We wanted to make affordable little demons to put about our hell themed haunt for Halloween and came up with the idea of using small monkey skeleton props and hot melt gluing the skeletal finger tips from a pair of plastic skeleton hands we already had for horns. We're happy with how they turned out.


----------



## RoxyBlue (Oct 6, 2008)

They’re adorable


----------



## stick (Jan 21, 2009)

They turn out great. Love them.


----------



## Riff_JunkieSFR (Jul 11, 2011)

Wow, they are awesome.


----------



## Daphne (Oct 18, 2006)

These turned out great! Such personality!
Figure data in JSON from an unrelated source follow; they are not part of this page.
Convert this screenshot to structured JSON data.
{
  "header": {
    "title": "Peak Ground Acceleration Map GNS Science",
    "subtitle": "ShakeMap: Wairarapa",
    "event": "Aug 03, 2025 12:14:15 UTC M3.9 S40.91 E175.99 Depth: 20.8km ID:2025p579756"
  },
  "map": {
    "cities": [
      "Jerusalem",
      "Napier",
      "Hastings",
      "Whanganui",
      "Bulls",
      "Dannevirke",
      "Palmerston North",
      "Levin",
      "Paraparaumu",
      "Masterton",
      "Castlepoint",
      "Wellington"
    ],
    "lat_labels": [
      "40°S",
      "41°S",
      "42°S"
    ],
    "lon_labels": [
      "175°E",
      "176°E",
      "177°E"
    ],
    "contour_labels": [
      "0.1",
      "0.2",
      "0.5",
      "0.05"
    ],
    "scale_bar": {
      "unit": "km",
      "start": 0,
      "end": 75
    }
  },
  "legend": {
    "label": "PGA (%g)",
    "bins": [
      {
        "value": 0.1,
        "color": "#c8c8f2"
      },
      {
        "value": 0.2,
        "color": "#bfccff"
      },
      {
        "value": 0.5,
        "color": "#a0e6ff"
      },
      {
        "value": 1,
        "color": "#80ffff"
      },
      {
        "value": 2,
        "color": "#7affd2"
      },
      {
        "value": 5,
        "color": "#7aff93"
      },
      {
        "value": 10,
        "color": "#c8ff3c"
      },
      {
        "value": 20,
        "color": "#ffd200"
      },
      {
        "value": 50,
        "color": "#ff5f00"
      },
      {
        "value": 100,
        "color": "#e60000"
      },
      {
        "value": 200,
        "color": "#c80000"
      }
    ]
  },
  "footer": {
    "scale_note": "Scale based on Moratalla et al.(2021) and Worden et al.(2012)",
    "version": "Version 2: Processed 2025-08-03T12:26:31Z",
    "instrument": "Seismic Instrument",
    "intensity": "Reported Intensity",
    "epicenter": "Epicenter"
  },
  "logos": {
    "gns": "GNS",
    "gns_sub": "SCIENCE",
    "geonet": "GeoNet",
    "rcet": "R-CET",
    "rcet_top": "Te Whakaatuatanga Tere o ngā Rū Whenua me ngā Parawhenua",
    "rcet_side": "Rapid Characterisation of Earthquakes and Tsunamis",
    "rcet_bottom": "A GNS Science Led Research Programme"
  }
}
You can just imagine one made some comment and the rest are reacting to it. Really creative and well done!


----------



## Spooky1 (Aug 25, 2008)

Cute little imps


----------



## Dr. Maniaco (Sep 7, 2012)

Outstanding!


----------



## xredge (Aug 21, 2014)

Great Idea!


----------



## HomerRocks (May 8, 2021)

I had two broken ones set aside at work to make some. (75% off for damaged--Whoo hoo) Someone threw them away!! I'm so sad 😭😭


----------